Wednesday, November 22, 2006

Kids: it’s not only about Bunsen burners

High school science class was so boring! Remember all those endless experiments involving Bunsen burners and electric light bulbs? Remember all those meaningless equations that we had to cram for the end-year exams? Did we actually come away with anything useful? I think back to those years of high school and I’ve come to realise that as a student, I didn’t learn anything about science in science class.

As students we didn’t realise it, but the stuff we did at school was simply the end product of something greater: it was the product of a method of thinking that involves aspects of reason, hypothesis testing and critical thought. Although we learnt a lot about what science can do, we learnt very little about scientific thought. I wish that we did fewer experiments at school, and learnt more about developing a scientific mindset, a mindset that places emphasis on the pursuit of truth rather than the proclamation of truth.
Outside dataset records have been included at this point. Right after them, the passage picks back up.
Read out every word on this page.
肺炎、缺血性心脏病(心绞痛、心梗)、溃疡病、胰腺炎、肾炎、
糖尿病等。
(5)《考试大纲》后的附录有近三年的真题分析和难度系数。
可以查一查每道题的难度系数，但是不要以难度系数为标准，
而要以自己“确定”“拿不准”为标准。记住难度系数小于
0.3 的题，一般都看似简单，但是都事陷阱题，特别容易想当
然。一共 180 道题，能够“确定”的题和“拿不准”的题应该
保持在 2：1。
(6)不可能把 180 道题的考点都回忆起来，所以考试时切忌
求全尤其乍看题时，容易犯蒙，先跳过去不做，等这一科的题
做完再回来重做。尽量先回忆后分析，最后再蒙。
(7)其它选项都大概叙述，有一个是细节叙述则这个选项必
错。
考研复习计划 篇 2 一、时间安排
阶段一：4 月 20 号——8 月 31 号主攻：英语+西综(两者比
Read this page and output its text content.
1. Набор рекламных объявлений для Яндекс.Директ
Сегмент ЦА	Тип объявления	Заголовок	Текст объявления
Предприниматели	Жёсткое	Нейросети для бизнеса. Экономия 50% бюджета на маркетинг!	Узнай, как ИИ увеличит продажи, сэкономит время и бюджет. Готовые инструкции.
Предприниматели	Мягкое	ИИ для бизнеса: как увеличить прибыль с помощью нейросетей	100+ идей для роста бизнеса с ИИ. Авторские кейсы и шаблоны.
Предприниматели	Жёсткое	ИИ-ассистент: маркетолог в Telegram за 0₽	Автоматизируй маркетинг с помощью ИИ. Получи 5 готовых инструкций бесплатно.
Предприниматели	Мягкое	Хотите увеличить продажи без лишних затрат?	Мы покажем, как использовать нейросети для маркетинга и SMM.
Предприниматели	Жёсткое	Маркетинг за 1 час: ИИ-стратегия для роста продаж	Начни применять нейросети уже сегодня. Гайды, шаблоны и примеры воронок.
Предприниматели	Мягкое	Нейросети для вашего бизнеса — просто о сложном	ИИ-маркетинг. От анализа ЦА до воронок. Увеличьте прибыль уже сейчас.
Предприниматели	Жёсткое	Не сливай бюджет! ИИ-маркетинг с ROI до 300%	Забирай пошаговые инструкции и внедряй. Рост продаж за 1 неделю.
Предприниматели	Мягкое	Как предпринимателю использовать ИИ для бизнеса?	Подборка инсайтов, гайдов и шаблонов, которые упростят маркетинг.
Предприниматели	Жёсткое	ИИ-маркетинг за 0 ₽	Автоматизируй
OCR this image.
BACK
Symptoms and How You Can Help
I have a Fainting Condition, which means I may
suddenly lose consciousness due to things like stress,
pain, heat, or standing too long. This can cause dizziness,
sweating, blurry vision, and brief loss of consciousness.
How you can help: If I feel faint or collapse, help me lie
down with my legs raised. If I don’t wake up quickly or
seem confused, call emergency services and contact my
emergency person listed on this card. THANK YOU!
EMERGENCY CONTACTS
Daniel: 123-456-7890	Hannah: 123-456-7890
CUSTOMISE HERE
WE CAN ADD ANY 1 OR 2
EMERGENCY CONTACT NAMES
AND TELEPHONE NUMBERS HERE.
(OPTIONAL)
The historian Richard Carrier writes an interesting article in which he describes a scientific mindset as being:

“. . . a system of beliefs that produces advances in knowledge, including a belief that public evidence and verifiable reason trump all authority in explaining what is and can be, that persuasion by appeal to observable evidence and sound logic is the only valid means of gaining consensus about the truths of this world, that this requires embracing everyone's intellectual freedom to accept, reject, or propose any idea they please, and that it is valuable and good to devote your life in this way to the pursuit of progress in understanding any aspect of nature or existence.” (emphasis added).

Let’s focus on the value of intellectual freedom. All religions have, at one time or another, suppressed intellectual freedom in favour of dogma. Intellectual freedom, the free market-place of ideas and thought, implies that everyone can make up their own minds regarding nature, religion and personal meaning. It is a threat to those institutions, such as religious fundamentalism, that aim to control the thoughts and beliefs of people.

Scientific progress can only be effective if it can operate within the context of intellectual freedom, if it is free to propose and test ideas that might seem blasphemous or heretical to the current status quo. Even now, religious fundamentalism is fighting against current advances and ideas in science. Biological evolution is but one example: the non-scientific approaches that creationists use – such as appealing to faulty arguments and trying to ban the teaching of evolution in schools – is cause for concern. Each time a school board in the United States votes against teaching evolution for religious reasons, I get nightmarish visions of what such actions can lead to if left to spiral out of control: another Dark Age of suppression, extreme censorship and persecution of non-believers?

We have much to learn from the Dark Ages, from what religion can do if it is given too much power. I think science class can be much more effective if it can teach children about the dangers of dogma, fundamentalism, and an unquestioning devotion to one type of paradigm. Reduce the number of textbook experiments; teach a little more about critical thinking and scientific thought. That’s my humble opinion.

1 comment:

beepbeepitsme said...

I agree that if you want to teach science, it is recommended to teach the scientific process. Without that, it is just a case of "monkey see and monkey do."

RE lui:

I agree with you on the BS detector, mine is set to full throttle.